All the gifts larger than Maurer’s were given this decade. The largest was a $77 million gift from the estate of Carmel entrepreneur
Jesse Cox. Cox died earlier this year. That gift pays for the Cox Scholars program, which was started in 2005. The second-largest
gift was $50 million in 2006 from real estate developer Melvin Simon and his wife, Bren, for the IU Cancer Center,
which opened earlier this year. In 2005, the estate of David and Barbara Jacobs gave $40.6 million to what is now the IU Jacobs
School of Music.
Maurer’s gift, announced Dec. 4, is the largest in the law school’s history to come from a single donor. It will fund an undetermined
number of scholarships. Because the donation comes during IU’s $1 billion Matching the Promise fund-raising campaign, the
university will match investment income from the gift in perpetuity. In honor of the gift, the law school is now known as
the Michael Maurer School of Law at Indiana University.

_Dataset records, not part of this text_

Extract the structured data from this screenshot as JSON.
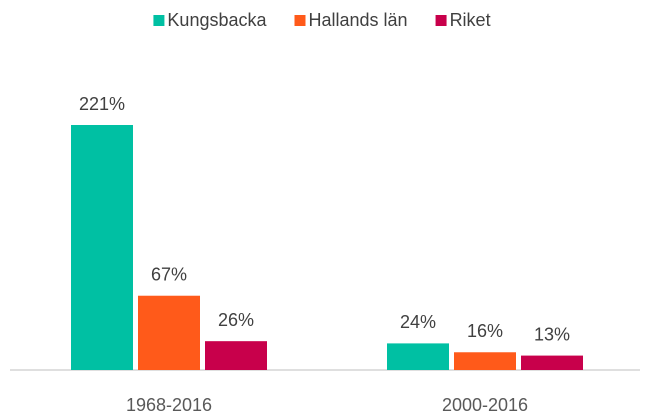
{
  "chart_data": {
    "type": "bar",
    "categories": [
      "1968-2016",
      "2000-2016"
    ],
    "series": [
      {
        "name": "Kungsbacka",
        "color": "#00c0a3",
        "values": [
          221,
          24
        ],
        "value_labels": [
          "221%",
          "24%"
        ]
      },
      {
        "name": "Hallands län",
        "color": "#ff5a1a",
        "values": [
          67,
          16
        ],
        "value_labels": [
          "67%",
          "16%"
        ]
      },
      {
        "name": "Riket",
        "color": "#c8004b",
        "values": [
          26,
          13
        ],
        "value_labels": [
          "26%",
          "13%"
        ]
      }
    ],
    "legend": "top"
  }
}
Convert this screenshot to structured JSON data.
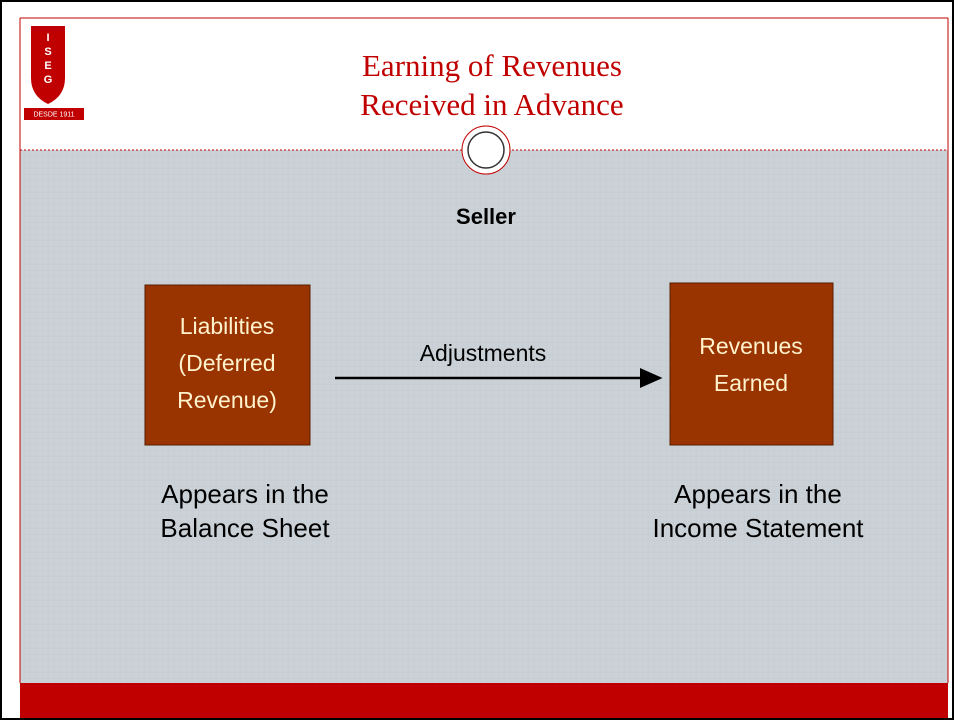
{
  "logo": {
    "letters": [
      "I",
      "S",
      "E",
      "G"
    ],
    "since": "DESDE 1911"
  },
  "header": {
    "title": [
      "Earning of Revenues",
      "Received in Advance"
    ]
  },
  "diagram": {
    "heading": "Seller",
    "nodes": [
      {
        "label": [
          "Liabilities",
          "(Deferred",
          "Revenue)"
        ],
        "caption": [
          "Appears in the",
          "Balance Sheet"
        ]
      },
      {
        "label": [
          "Revenues",
          "Earned"
        ],
        "caption": [
          "Appears in the",
          "Income Statement"
        ]
      }
    ],
    "edge": {
      "label": "Adjustments"
    }
  }
}
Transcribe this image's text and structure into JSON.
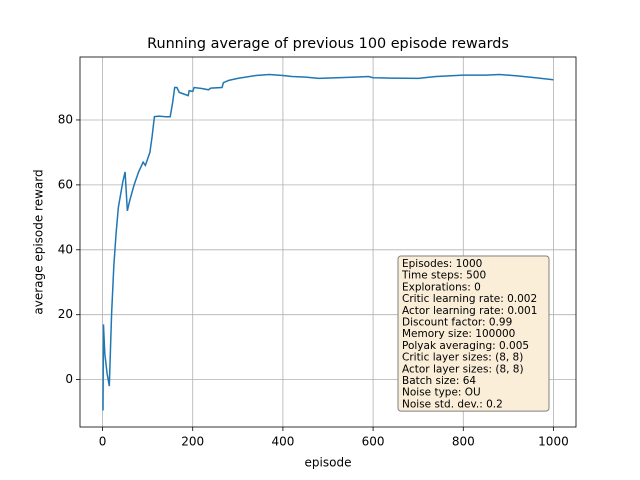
{
  "chart_data": {
    "type": "line",
    "title": "Running average of previous 100 episode rewards",
    "x_label": "episode",
    "y_label": "average episode reward",
    "xlim": [
      -50,
      1050
    ],
    "ylim": [
      -14.6,
      99.4
    ],
    "xticks": [
      0,
      200,
      400,
      600,
      800,
      1000
    ],
    "yticks": [
      0,
      20,
      40,
      60,
      80
    ],
    "grid": true,
    "series": [
      {
        "color": "#1f77b4",
        "x": [
          1,
          2,
          5,
          10,
          15,
          20,
          25,
          30,
          35,
          40,
          45,
          50,
          55,
          60,
          70,
          80,
          90,
          95,
          100,
          105,
          110,
          115,
          125,
          140,
          150,
          155,
          160,
          165,
          170,
          180,
          190,
          192,
          200,
          203,
          220,
          235,
          240,
          265,
          268,
          280,
          300,
          340,
          370,
          400,
          420,
          450,
          480,
          520,
          560,
          590,
          600,
          640,
          700,
          740,
          800,
          850,
          880,
          920,
          960,
          1000
        ],
        "values": [
          -9.5,
          17,
          8,
          2,
          -2,
          20,
          35,
          45,
          53,
          57,
          61,
          64,
          52,
          55,
          60,
          64,
          67,
          66,
          68,
          70,
          75,
          81,
          81.2,
          81,
          81,
          85,
          90,
          90,
          88.5,
          88,
          87.5,
          89,
          88.8,
          90,
          89.7,
          89.3,
          89.8,
          90,
          91.5,
          92.2,
          92.8,
          93.7,
          94,
          93.7,
          93.4,
          93.2,
          92.8,
          93,
          93.2,
          93.4,
          93,
          92.9,
          92.8,
          93.4,
          93.8,
          93.8,
          94,
          93.6,
          93,
          92.4
        ]
      }
    ],
    "annotations": [
      "Episodes: 1000",
      "Time steps: 500",
      "Explorations: 0",
      "Critic learning rate: 0.002",
      "Actor learning rate: 0.001",
      "Discount factor: 0.99",
      "Memory size: 100000",
      "Polyak averaging: 0.005",
      "Critic layer sizes: (8, 8)",
      "Actor layer sizes: (8, 8)",
      "Batch size: 64",
      "Noise type: OU",
      "Noise std. dev.: 0.2"
    ]
  }
}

"I have always thought I had a duty to give back," said Maurer, who graduated from the law school in 1967. He said
he received
a small academic scholarship in his second year and went on to a 20-year career practicing "any kind of law that had
to do
with numbers." Maurer, 65, founded the Carmel law firm Maurer Rifkin & Hill PC but no longer practices.
Maurer will make his donation over time, with an undisclosed portion coming from his estate after his death.